The Times of India newspaper, which belongs to the group that organises the annual Femina Miss India contest, this week published a collage of 30 women, each representing an Indian state — and each fair skinned.
Anti-colourism activist Muna Beatty described Femina Miss India’s selection as a “copy-paste job”, with all contestants looking similar with long, dark hair, and fair skin in line with India’s long-running obsession over lighter skin tones.
But she warned such fair-skin bias could impact the mental health and self-esteem of darker-toned women and girls in India where the contentious issue of the treatment of women has become a nationwide debate reflected at this year’s general election.
“You have youngsters, kids watching this and thinking to themselves ‘if I don’t fit these criteria or this skin tone, then I’m not beautiful’ and … ‘I’m not good enough’,” she told the Thomson Reuters Foundation by phone from Bangalore.
People on social media complained that the contestants did not represent the diversity and potential of Indian women, including southern states where most people are darker-skinned.
Neither the Times Group nor Femina Miss India replied to the Thomson Reuters Foundation’s repeated requests for comment.
Femina Miss India, or Miss India, annually selects contestants to compete in Miss World, one of the four major international beauty pageants alongside Miss Universe, Miss Earth and Miss International.
Criticism of the annual beauty contest, that kick-started Bollywood superstar Priyanka Chopra’s career, comes at a time when the treatment of women in the country of 1.3 billion people faces increasing scrutiny.
India ranks 108 out of 149 countries in gender equality, according to the World Economic Forum’s Global Gender Gap report, faring particularly badly on economic opportunities, while violence against women has dominated headlines.
India has seen a decline in female participation in the workforce in the past decade with World Bank figures showing women made up about 22 percent of the workforce in 2018 compared to nearly 27% in 2005.
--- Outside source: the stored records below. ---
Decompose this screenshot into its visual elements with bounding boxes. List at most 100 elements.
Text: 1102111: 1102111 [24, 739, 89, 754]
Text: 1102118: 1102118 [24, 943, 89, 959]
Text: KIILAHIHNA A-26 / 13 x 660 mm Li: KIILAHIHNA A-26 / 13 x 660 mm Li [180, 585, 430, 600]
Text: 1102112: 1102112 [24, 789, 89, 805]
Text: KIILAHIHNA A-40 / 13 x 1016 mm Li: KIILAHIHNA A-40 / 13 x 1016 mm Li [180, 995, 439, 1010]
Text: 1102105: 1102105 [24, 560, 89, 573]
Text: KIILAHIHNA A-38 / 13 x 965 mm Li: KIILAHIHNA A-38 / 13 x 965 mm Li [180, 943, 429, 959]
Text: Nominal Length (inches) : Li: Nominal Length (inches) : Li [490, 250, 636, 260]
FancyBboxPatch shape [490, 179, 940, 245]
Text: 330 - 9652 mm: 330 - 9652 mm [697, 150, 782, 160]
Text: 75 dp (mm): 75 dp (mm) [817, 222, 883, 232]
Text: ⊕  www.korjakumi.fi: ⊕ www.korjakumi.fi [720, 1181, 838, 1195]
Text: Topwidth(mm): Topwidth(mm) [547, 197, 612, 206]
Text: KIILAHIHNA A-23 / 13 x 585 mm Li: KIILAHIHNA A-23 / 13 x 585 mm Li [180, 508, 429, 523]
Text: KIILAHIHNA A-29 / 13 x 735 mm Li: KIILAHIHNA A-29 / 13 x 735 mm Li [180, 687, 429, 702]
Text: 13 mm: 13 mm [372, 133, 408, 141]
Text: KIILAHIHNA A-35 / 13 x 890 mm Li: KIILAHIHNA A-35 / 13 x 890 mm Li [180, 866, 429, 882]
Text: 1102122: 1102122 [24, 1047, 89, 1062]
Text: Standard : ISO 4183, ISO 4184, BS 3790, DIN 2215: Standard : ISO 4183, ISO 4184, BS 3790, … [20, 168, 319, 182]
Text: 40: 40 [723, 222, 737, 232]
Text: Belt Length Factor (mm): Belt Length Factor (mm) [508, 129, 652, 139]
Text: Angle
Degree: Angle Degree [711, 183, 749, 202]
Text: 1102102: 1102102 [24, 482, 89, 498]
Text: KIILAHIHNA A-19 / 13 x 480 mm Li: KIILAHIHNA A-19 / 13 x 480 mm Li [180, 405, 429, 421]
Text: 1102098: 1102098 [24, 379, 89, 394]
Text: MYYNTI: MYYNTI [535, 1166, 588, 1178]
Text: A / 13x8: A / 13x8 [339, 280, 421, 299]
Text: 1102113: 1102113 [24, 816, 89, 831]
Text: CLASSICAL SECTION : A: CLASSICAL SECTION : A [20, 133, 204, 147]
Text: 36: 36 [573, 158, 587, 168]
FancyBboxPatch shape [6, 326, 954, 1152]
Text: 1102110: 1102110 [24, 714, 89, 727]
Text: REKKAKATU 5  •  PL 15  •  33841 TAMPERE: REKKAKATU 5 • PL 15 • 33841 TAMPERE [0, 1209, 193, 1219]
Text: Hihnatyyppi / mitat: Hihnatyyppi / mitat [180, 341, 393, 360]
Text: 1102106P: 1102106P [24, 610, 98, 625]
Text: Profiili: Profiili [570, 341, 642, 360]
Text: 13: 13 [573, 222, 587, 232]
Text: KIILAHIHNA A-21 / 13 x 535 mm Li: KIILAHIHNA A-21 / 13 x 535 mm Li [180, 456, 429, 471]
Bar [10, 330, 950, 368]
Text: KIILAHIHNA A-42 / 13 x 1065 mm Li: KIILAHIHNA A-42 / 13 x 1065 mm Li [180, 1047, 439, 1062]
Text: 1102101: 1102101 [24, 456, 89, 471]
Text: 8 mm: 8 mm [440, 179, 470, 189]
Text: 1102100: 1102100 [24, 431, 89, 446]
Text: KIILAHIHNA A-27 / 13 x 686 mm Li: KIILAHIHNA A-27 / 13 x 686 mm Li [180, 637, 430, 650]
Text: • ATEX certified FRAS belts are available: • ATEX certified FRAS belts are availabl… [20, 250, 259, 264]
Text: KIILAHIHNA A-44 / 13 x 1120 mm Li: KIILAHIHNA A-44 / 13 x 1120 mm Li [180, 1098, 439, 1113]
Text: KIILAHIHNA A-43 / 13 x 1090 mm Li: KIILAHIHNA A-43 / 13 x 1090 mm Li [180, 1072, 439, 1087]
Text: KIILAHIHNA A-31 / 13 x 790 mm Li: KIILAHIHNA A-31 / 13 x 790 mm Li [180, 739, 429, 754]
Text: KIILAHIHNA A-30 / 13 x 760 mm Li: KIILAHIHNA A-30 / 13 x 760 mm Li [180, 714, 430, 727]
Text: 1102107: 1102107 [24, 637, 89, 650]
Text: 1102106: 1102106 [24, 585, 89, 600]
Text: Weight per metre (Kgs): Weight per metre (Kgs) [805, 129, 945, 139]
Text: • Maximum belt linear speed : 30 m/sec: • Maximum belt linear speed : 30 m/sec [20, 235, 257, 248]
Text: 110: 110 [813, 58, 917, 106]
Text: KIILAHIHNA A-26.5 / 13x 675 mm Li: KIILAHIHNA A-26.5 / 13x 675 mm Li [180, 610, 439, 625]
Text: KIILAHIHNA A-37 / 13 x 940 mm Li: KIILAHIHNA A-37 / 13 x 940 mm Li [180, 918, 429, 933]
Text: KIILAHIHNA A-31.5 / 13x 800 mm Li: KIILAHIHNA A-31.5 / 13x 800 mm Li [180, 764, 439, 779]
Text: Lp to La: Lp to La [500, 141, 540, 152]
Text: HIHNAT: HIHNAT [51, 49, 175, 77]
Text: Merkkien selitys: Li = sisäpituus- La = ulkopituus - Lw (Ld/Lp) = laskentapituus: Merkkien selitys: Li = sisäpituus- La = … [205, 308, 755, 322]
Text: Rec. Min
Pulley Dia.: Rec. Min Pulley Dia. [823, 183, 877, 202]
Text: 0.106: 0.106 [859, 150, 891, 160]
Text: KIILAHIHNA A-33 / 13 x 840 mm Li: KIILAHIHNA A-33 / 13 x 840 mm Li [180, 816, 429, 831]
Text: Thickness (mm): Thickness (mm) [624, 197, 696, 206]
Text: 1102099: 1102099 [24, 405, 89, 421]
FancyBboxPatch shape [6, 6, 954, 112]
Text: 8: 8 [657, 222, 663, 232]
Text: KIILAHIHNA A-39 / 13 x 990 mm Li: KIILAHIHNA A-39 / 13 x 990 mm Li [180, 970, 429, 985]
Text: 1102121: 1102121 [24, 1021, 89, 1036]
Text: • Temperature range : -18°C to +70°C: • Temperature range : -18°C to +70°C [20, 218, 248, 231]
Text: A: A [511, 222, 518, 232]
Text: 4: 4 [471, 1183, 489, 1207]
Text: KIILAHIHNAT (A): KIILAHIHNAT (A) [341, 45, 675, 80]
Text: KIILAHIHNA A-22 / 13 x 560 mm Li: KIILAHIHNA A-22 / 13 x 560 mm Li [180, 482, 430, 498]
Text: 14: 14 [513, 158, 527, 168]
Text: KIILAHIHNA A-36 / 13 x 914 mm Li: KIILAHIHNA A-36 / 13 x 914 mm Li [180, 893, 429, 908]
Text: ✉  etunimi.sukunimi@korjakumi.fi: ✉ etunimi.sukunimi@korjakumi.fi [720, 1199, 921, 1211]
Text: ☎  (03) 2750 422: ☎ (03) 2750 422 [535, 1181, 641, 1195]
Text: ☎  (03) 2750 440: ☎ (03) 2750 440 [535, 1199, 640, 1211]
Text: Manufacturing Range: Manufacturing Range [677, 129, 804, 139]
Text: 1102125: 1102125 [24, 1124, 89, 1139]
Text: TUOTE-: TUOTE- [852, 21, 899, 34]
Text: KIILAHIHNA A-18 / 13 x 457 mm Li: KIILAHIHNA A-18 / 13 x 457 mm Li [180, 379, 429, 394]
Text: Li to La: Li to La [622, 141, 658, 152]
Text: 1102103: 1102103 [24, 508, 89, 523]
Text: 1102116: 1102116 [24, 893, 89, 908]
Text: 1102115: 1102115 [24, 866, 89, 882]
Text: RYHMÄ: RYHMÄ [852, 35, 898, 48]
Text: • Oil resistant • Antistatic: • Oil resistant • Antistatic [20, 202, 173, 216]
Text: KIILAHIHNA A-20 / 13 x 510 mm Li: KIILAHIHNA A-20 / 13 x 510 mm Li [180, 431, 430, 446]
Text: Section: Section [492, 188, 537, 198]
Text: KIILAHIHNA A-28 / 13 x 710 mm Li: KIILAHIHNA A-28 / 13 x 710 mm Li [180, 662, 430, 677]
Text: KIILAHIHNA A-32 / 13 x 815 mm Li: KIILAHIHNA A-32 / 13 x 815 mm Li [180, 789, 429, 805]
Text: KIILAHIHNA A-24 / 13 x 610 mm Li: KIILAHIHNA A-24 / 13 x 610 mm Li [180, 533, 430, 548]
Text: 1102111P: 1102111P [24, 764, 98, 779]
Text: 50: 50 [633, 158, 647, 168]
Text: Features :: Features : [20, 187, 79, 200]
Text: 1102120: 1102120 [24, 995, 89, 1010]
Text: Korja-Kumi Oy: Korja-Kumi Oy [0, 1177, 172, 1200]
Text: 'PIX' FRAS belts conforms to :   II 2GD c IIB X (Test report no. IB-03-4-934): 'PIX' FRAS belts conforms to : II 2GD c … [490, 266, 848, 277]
The dwindling labour participation rate was feared to have far-reaching implications for India’s economic development and the progress of women’s rights in the often deeply conservative country.
Kavitha Emmanuel, founder of India’s Dark Is Beautiful campaign, said she was not surprised with the pageant selection in a country where a woman is often judged by her appearance and complexion, calling it a “deep-rooted toxic” problem.
“You’re basically saying you need to look a certain way to be valued in life,” Emmanuel said. “We need more platforms that showcase … women as people who are capable, women with a lot of potential, women who can achieve a lot rather than women who look good in this prescribed sort of format.”